Census

What World Does The Republican Party Live In?

I have watched the coverage of the Republican Convention for three days now and I have two main observations: 1) they have not presented a single proposal, just snide remarks (clever ones, but merely snide remarks all the same) and 2) the crowd is older and all white. Such a homogenous crowd is simply not reflective of the reality of the United States of America - watching and listening to the Convention makes one thing abundantly clear: the Republican Party is so very, very out of touch with the country they claim to put first.

The Washington Post's Eli Saslow and Robert Barnes note in a piece published today:

Only 36 of the 2,380 delegates seated on the convention floor are black [which is 1.5 percent of those present, while blacks make up over 12% of the U.S. population], the lowest number since the Joint Center for Political and Economic Studies began tracking diversity at political conventions 40 years ago. Each night, the overwhelmingly white audience watches a series of white politicians step to the lectern -- a visual reminder that no black Republican has served as a governor, U.S. senator or U.S. House member in the past six years.
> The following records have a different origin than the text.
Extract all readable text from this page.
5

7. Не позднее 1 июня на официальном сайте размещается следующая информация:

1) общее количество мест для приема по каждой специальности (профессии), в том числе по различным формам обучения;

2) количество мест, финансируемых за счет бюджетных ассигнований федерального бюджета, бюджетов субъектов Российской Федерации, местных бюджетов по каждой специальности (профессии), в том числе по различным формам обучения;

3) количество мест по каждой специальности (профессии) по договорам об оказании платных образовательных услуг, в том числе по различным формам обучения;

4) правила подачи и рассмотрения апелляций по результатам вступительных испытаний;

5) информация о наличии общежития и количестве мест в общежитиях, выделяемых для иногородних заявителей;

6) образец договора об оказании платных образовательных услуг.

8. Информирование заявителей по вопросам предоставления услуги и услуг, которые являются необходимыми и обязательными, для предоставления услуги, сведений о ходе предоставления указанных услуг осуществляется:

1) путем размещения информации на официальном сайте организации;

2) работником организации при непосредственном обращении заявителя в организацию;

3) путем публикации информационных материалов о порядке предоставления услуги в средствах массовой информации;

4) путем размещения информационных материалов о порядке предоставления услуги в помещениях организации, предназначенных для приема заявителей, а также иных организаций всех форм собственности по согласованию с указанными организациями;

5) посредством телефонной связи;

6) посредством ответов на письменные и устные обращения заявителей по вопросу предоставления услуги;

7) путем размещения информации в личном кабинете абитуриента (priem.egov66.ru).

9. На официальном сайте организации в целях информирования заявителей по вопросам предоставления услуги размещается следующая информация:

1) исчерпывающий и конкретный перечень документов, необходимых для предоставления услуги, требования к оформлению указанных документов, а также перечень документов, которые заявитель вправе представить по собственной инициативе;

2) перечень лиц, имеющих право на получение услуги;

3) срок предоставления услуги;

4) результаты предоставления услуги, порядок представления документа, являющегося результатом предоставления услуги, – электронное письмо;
The lack of diversity is out of sync with the demographic changes in the United States. Twenty-four state delegations at the Xcel Energy Center have no black members at all. A few weeks ago Simon wrote about the Census Bureau reporting that racial and ethnic minorities will make up a majority of the country's population by 2042 -- almost a decade earlier than what the bureau predicted just four years ago. Two-thirds of Americans are non-Hispanic whites, 12.4 percent are black and 14.8 percent are Hispanic,according to 2006 census numbers. Not only is the party out of sync - it appears Republicans are making a concerted effort to ignore the multiplicity of nationalities and races in the United States, as they propose to eliminate all non-citizens from being counted in the next Census.
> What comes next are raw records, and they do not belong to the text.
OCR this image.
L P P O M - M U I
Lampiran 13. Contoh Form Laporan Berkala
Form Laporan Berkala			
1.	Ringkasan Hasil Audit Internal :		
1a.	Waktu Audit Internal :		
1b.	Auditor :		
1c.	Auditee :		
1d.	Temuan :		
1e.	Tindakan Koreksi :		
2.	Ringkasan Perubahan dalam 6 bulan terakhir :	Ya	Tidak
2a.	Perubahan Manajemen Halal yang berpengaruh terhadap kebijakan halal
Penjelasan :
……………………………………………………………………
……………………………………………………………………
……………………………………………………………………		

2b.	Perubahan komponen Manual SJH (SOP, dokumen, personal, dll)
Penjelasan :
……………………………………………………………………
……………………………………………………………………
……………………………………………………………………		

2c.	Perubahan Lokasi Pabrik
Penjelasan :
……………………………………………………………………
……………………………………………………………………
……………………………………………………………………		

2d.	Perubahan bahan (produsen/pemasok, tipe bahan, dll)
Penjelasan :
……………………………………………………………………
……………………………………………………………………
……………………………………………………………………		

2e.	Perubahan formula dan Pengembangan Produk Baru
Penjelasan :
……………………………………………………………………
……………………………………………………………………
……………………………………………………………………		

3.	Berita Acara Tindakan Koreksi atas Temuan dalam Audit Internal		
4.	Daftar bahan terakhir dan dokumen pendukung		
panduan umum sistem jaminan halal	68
Only a few years ago, Republicans talked publicly about the party's aspirations to diversify -- So what happened? As in so many other areas, the Republican Party has no record and no proposals to offer any particular demographic. The party made a concerted effort to court Hispanics in 2004, but NDN has tracked how the GOP's electoral gains under George W. Bush have been diminished by the hard-line stance many Republicans have taken on immigration.
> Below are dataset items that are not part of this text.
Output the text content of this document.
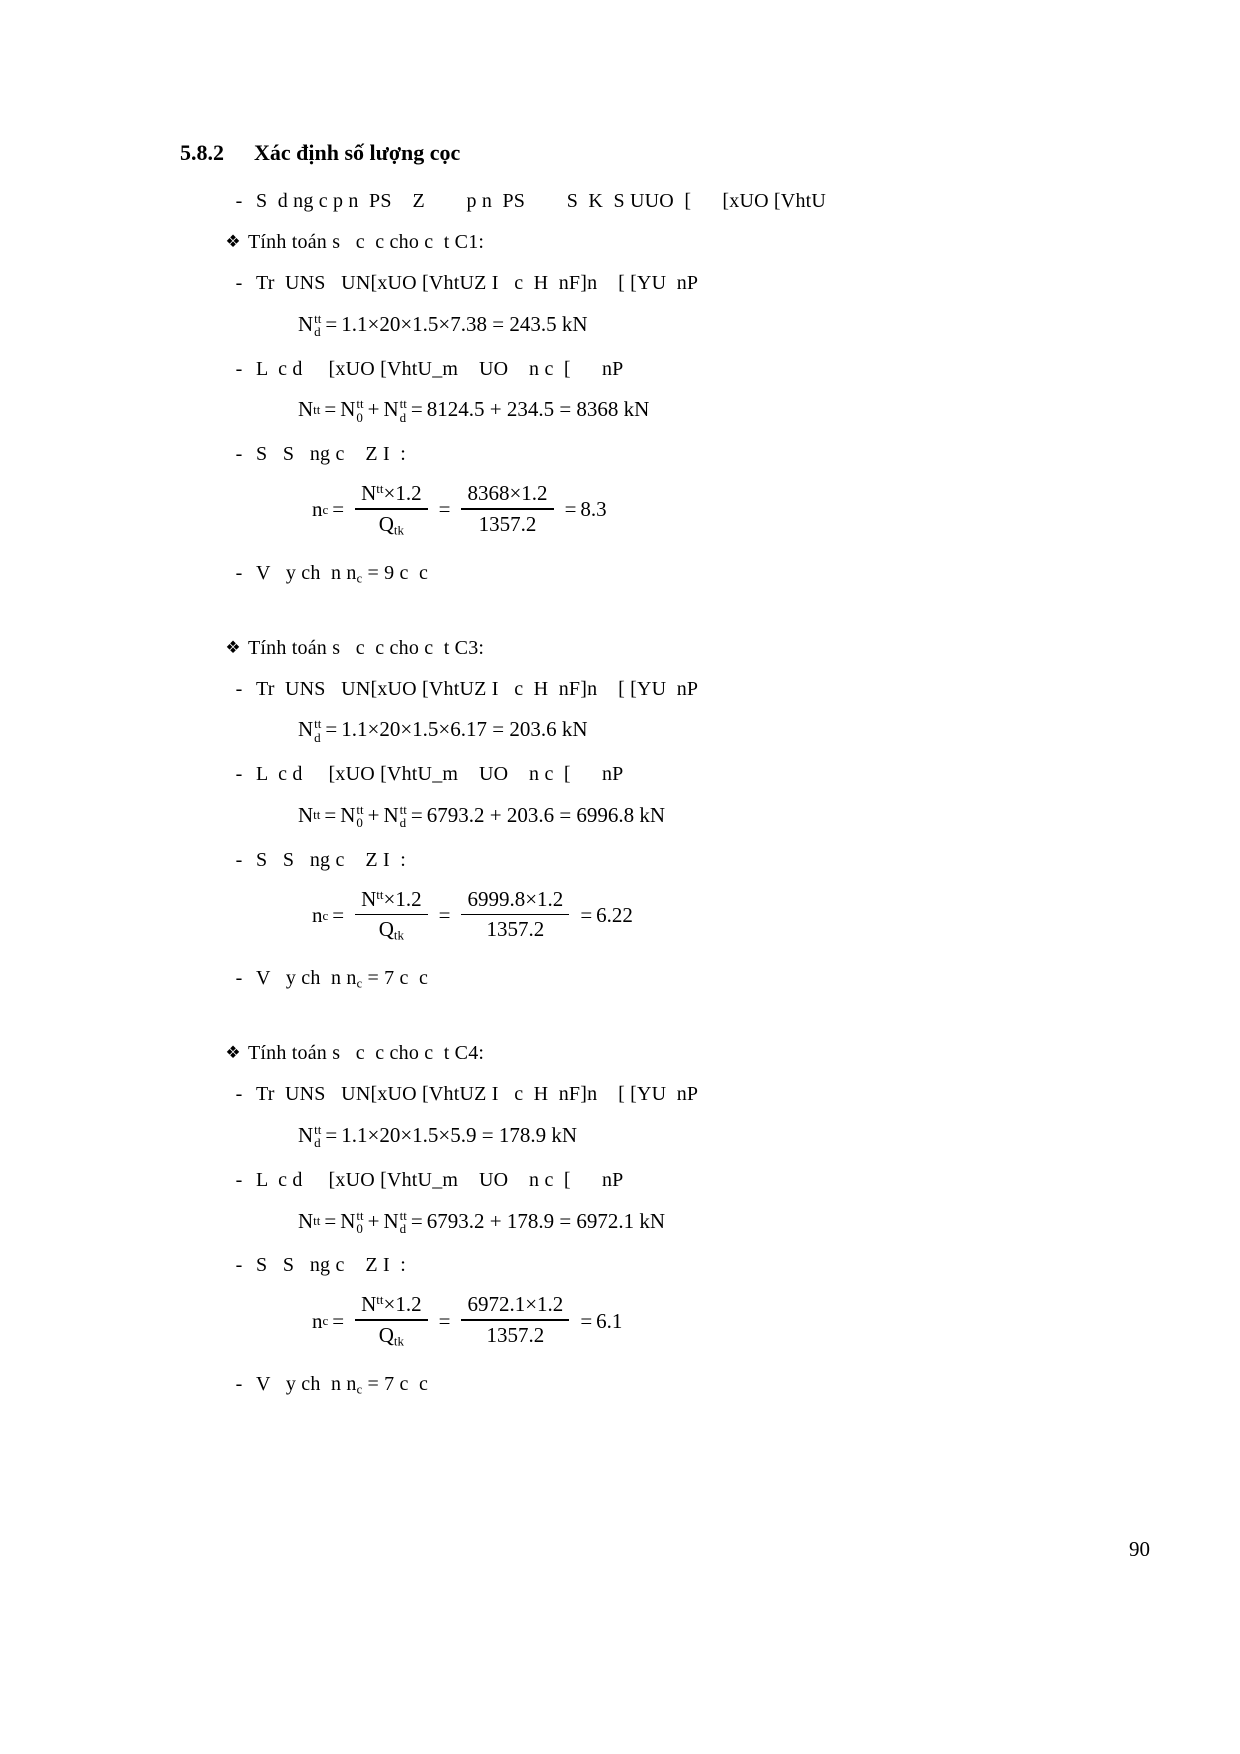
5.8.2	Xác định số lượng cọc
- S  d ng c p n  PS    Z        p n  PS        S  K  S UUO  [      [xUO [VhtU
❖ Tính toán s   c  c cho c  t C1:
- Tr  UNS   UN[xUO [VhtUZ I   c  H  nF]n    [ [YU  nP
N tt
d = 1.1×20×1.5×7.38 = 243.5 kN
- L  c d     [xUO [VhtU_m    UO    n c  [      nP
N tt = N tt
0 + N tt
d = 8124.5 + 234.5 = 8368 kN
- S   S   ng c    Z I  :
n $c = \frac{N^{tt}\times 1.2}{Q_{tk}} = \frac{8368\times 1.2}{1357.2} = 8.3$
- V   y ch  n $n_c = 9$ c  c
❖ Tính toán s   c  c cho c  t C3:
- Tr  UNS   UN[xUO [VhtUZ I   c  H  nF]n    [ [YU  nP
N tt
d = 1.1×20×1.5×6.17 = 203.6 kN
- L  c d     [xUO [VhtU_m    UO    n c  [      nP
N tt = N tt
0 + N tt
d = 6793.2 + 203.6 = 6996.8 kN
- S   S   ng c    Z I  :
n $c = \frac{N^{tt}\times 1.2}{Q_{tk}} = \frac{6999.8\times 1.2}{1357.2} = 6.22$
- V   y ch  n $n_c = 7$ c  c
❖ Tính toán s   c  c cho c  t C4:
- Tr  UNS   UN[xUO [VhtUZ I   c  H  nF]n    [ [YU  nP
N tt
d = 1.1×20×1.5×5.9 = 178.9 kN
- L  c d     [xUO [VhtU_m    UO    n c  [      nP
N tt = N tt
0 + N tt
d = 6793.2 + 178.9 = 6972.1 kN
- S   S   ng c    Z I  :
n $c = \frac{N^{tt}\times 1.2}{Q_{tk}} = \frac{6972.1\times 1.2}{1357.2} = 6.1$
- V   y ch  n $n_c = 7$ c  c
90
A black Republican delegate from Texas, Tony Leatherman agreed, "You see what Obama has done, and it's a reminder of what's possible." But the Republicans have proven that they are too cynical to consider what's possible, they're too busy trying to glorify the past in order to avoid dealing with the reality of today and the very real challenges of tomorrow. They demonstrate this by focusing on putting down their opponent - a product of the bi-racial, multi-cultural society in which most of America lives - instead of developing solutions that can appeal to the wide array of Americans. As Sally Quinn wrote, describing how the two parties are worlds apart: some people might want to live in McCain's or Sarah Palin's world, "but I believe that we live in Obama's world."